We thank Lau et al. for their comments regarding our article,1 as it gives us the opportunity to provide a more in-depth report of some of our results. When the trial was planned, we decided to allow patients to cross over to the opposite treatment or to a new one (i.e., peritoneo-venous shunt) when the assigned treatment had failed, according to the doctors' advice and patients' will, because of ethical reasons. As a result, 11 patients crossed over from paracentesis to TIPS after a variable interval from randomization (2-16 months; mean 4.5 ± 1.5 SE).
Effectively, a 33% crossover could have affected the final outcome of the entire group. However, the probabilities of survival were slightly better in patients who crossed over to TIPS than in the other 22 patients who were randomized to paracentesis (62% vs. 46% at 1 year and 28% vs. 31% at 2 years, respectively). Even though the difference was not significant (log-rank 0.25; P = .61), in an intent-to-treat analysis, the patients who crossed over to TIPS could have slightly improved the probability of early survival in the group assigned to paracentesis, reducing the gap between the two arms of the trial. In fact, we repeated our Kaplan-Meier analysis excluding the 11 patients who crossed over to TIPS, and we found that the survival was still significantly better in the group of patients randomized to TIPS (log-rank 4.28; P = .038).
Treatment was considered as having failed when the patient required at least four large-volume taps over the last month, independently of his/her sodium excretion rate. Nevertheless, at the time of failure, 9 of the 11 patients who crossed over to TIPS showed a daily sodium excretion lower than their daily sodium intake.

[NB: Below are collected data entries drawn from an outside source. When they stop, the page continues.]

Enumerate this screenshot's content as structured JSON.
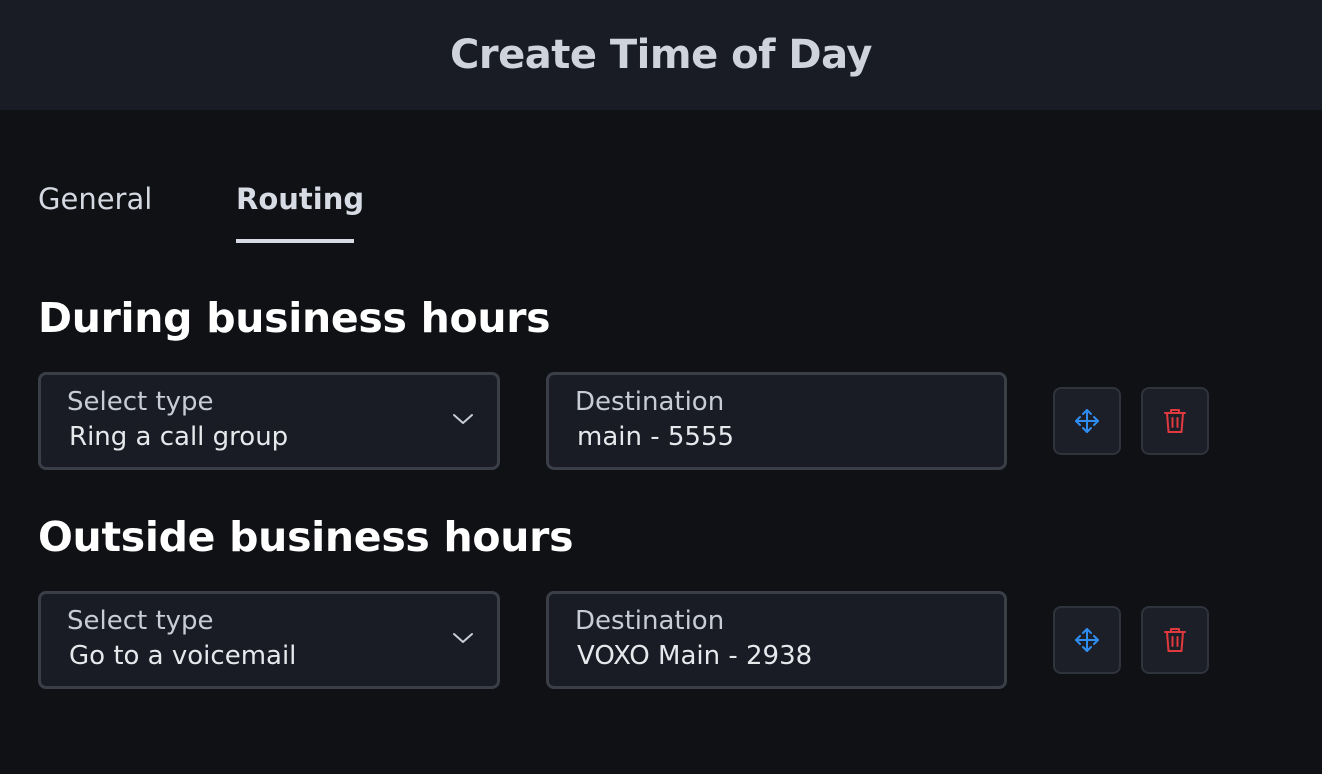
{
  "header": {
    "title": "Create Time of Day"
  },
  "tabs": [
    {
      "label": "General",
      "active": false
    },
    {
      "label": "Routing",
      "active": true
    }
  ],
  "sections": [
    {
      "title": "During business hours",
      "select_type": {
        "label": "Select type",
        "value": "Ring a call group"
      },
      "destination": {
        "label": "Destination",
        "value": "main - 5555"
      }
    },
    {
      "title": "Outside business hours",
      "select_type": {
        "label": "Select type",
        "value": "Go to a voicemail"
      },
      "destination": {
        "label": "Destination",
        "value": "VOXO Main - 2938"
      }
    }
  ],
  "icons": {
    "move": "move-arrows-icon",
    "delete": "trash-icon",
    "dropdown": "chevron-down-icon"
  },
  "colors": {
    "move_icon": "#2f8cf0",
    "delete_icon": "#e0393e",
    "background": "#0f1115",
    "header_background": "#191c24"
  }
}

With regard to hepatic encephalopathy, the findings of our trial were very similar to those reported by Ginès et al.2: the total number of patients who developed new episodes of encephalopathy was greater (though not significantly) in patients treated with TIPS; however, severe encephalopathy was more frequent in patients with TIPS. In our case, the crossover to TIPS could have reduced the difference between the two groups; therefore, we agree that encephalopathy is a serious clinical problem of patients treated with portal-systemic shunting.
Finally, regarding the observation that numbers of censored patients were different, we would like to note that the average survival of the 20 dead patients randomly assigned to paracentesis was 6.4 ± 1.3 months, whereas that of the 13 dead patients assigned to TIPS was 19.7 ± 6 months. According to these figures, just after the first 6 months of follow-up the number of patients still at risk differed in the two groups.
In all, we agree that although TIPS has been shown to benefit the control of ascites and the survival of some patients, it could be detrimental for others. Accordingly, such an invasive procedure must be preceded by accurate selection.